The trends in virtualization as well as multi-core, multiprocessor environments have translated to a massive increase in the amount of main memory each individual system needs to be fitted with, so as to effectively utilize this growing compute capacity. The increasing demand on main memory implies that the main memory devices and their issues are as important a part of system design as the central processors. The primary issues of modern memory are power, energy, and scaling of capacity. Nearly a third of the system power and energy can be from the memory subsystem. At the same time, modern main memory devices are limited by technology in their future ability to scale and keep pace with the modern program demands thereby requiring exploration of alternatives to main memory storage technology. This dissertation exploits dynamic knowledge of memory state and memory data value to improve memory performance and reduce memory energy consumption. A cross-boundary approach to communicate information about dynamic memory management state (allocated and deallocated memory) between software and hardware viii memory subsystem through a combination of ISA support and hardware structures is proposed in this research. These mechanisms help identify memory operations to regions of memory that have no impact on the correct execution of the program because they were either freshly allocated or deallocated. This inference about the impact stems from the fact that, data in memory regions that have been deallocated are no longer useful to the actual program code and data present in freshly allocated memory is also not useful to the program because the dynamic memory has not been defined by the program.
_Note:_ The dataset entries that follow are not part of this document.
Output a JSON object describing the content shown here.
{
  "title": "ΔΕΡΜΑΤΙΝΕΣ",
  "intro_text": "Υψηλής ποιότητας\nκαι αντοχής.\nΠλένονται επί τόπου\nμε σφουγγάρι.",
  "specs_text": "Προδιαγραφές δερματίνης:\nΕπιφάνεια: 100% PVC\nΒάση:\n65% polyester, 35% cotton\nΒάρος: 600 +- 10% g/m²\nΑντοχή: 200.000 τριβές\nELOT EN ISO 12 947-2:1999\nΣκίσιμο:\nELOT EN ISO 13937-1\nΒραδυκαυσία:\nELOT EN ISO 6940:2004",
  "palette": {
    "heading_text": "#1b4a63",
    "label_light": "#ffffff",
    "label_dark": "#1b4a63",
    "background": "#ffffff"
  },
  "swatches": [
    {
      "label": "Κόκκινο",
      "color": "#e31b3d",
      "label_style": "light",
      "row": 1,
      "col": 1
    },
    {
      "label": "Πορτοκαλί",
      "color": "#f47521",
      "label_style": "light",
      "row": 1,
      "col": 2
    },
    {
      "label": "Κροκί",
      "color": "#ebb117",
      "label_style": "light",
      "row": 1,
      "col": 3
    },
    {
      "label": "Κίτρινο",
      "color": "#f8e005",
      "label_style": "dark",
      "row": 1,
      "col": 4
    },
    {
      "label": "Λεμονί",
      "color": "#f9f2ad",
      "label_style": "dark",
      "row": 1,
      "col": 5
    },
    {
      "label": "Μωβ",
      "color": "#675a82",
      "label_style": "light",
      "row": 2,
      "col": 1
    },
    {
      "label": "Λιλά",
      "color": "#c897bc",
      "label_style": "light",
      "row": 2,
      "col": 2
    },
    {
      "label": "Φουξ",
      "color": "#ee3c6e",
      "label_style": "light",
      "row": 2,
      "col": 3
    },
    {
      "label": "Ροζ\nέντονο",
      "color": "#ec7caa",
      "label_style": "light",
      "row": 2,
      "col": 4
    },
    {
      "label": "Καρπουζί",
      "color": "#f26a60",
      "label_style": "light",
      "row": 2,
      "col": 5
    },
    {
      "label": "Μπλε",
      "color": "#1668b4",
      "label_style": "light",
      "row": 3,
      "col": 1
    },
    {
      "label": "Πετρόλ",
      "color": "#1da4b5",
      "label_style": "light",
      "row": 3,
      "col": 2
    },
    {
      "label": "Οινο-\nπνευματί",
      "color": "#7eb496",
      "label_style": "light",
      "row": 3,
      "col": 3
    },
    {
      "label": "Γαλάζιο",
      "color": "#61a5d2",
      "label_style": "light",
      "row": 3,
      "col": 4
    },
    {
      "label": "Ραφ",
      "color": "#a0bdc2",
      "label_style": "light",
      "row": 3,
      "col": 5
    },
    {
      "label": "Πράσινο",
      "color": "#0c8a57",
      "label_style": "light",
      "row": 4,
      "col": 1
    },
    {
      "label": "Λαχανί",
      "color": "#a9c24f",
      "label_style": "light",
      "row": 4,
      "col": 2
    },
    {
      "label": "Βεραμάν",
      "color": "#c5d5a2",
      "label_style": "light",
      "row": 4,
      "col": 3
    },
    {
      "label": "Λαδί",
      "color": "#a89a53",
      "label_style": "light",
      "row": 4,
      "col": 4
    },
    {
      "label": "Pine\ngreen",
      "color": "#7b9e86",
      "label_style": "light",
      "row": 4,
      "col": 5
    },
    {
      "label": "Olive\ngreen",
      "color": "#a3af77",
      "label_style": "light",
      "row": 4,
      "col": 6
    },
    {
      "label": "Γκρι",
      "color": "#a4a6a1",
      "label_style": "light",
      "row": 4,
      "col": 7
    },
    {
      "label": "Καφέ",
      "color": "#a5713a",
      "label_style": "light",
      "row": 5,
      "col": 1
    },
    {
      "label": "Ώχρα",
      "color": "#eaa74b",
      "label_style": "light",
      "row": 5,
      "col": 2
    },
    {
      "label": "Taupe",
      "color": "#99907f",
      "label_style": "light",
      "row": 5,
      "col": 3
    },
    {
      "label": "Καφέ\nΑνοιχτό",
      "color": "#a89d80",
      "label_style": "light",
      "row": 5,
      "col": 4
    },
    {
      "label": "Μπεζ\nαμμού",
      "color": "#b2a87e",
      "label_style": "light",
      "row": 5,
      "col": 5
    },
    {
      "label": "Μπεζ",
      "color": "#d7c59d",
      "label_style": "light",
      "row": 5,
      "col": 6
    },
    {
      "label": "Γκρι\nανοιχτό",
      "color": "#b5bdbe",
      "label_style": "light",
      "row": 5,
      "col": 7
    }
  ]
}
By being cognizant of this, such memory operations are avoided thereby saving energy and improving the usefulness of the main memory. Furthermore, when stores write zeros to memory, the number of stores to the memory is reduced in this research by capturing it as compressed information which is stored along with memory management state information. Using the methods outlined above, this dissertation harnesses memory management state and data value information to achieve significant savings in energy consumption while extending the endurance limit of memory technologies.